Install required modules
%pip install -U -q transformers
%pip install -U -q mlflow
Load the latest version of the SentimentAnalysis ML model
import mlflow
loaded = mlflow.transformers.load_model(model_uri=f"models:/SentimentAnalysis/latest")
Feed some new reviews into our model
new_reviews = ["This movie was the best, I loved it.", "this movie was the worst, boring!"]
loaded(new_reviews)
Result from the notebook should look like this:
Conclusion
In conclusion, the integration of HuggingFace Transformers with Microsoft Fabric and MLFlow for NLP Sentiment Analysis allows developers and data scientists to build more accurate, efficient, and scalable sentiment analysis models.
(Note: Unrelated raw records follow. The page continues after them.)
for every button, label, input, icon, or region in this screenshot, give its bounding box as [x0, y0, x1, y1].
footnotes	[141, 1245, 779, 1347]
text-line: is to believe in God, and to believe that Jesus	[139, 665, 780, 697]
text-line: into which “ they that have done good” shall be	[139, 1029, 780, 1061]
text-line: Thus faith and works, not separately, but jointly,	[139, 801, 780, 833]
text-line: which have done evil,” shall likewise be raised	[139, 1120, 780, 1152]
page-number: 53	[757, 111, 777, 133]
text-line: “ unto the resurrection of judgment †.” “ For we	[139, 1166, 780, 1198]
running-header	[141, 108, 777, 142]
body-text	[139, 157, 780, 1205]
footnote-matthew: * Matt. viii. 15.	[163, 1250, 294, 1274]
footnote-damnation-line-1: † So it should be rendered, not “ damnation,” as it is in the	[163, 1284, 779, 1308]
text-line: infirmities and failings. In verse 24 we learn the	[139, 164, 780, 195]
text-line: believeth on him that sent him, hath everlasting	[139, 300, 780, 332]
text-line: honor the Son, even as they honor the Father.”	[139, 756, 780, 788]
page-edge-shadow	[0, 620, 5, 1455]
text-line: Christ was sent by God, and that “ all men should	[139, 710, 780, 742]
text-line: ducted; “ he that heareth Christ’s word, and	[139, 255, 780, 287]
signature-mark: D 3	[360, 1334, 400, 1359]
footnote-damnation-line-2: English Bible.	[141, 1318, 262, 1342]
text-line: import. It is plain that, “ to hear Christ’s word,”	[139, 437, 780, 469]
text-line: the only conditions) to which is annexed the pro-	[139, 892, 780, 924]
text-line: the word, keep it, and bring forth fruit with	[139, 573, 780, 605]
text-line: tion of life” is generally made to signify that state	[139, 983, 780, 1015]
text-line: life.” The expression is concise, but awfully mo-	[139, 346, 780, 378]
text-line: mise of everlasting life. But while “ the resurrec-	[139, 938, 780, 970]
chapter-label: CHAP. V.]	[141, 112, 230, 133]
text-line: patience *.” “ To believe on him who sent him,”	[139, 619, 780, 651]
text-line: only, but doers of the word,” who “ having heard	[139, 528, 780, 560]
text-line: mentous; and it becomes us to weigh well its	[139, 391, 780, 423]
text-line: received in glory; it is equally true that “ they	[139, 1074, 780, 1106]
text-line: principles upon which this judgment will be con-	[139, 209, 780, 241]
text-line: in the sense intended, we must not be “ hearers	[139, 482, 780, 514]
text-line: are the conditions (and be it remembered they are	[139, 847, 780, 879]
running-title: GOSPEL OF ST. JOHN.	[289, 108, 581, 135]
The HuggingFace library provides a vast collection of pre-trained models that can be fine-tuned to specific datasets, while Microsoft Fabric ensures a robust and secure infrastructure for deploying these models. MLFlow, on the other hand, offers a streamlined workflow for experiment tracking, model management, and deployment.
As we have seen, the combination of these technologies enables practitioners to not only develop cutting-edge sentiment analysis solutions but also to manage the entire machine learning lifecycle with ease.
Remember, the key to successful sentiment analysis lies in the quality of the data, the choice of model, and the infrastructure that supports it. With HuggingFace Transformers, Microsoft Fabric, and MLFlow, you are well-equipped to tackle the challenges of NLP (in this case sentiment analysis) and extract meaningful insights from textual data. Embrace these tools, experiment with confidence, and let your data tell its story.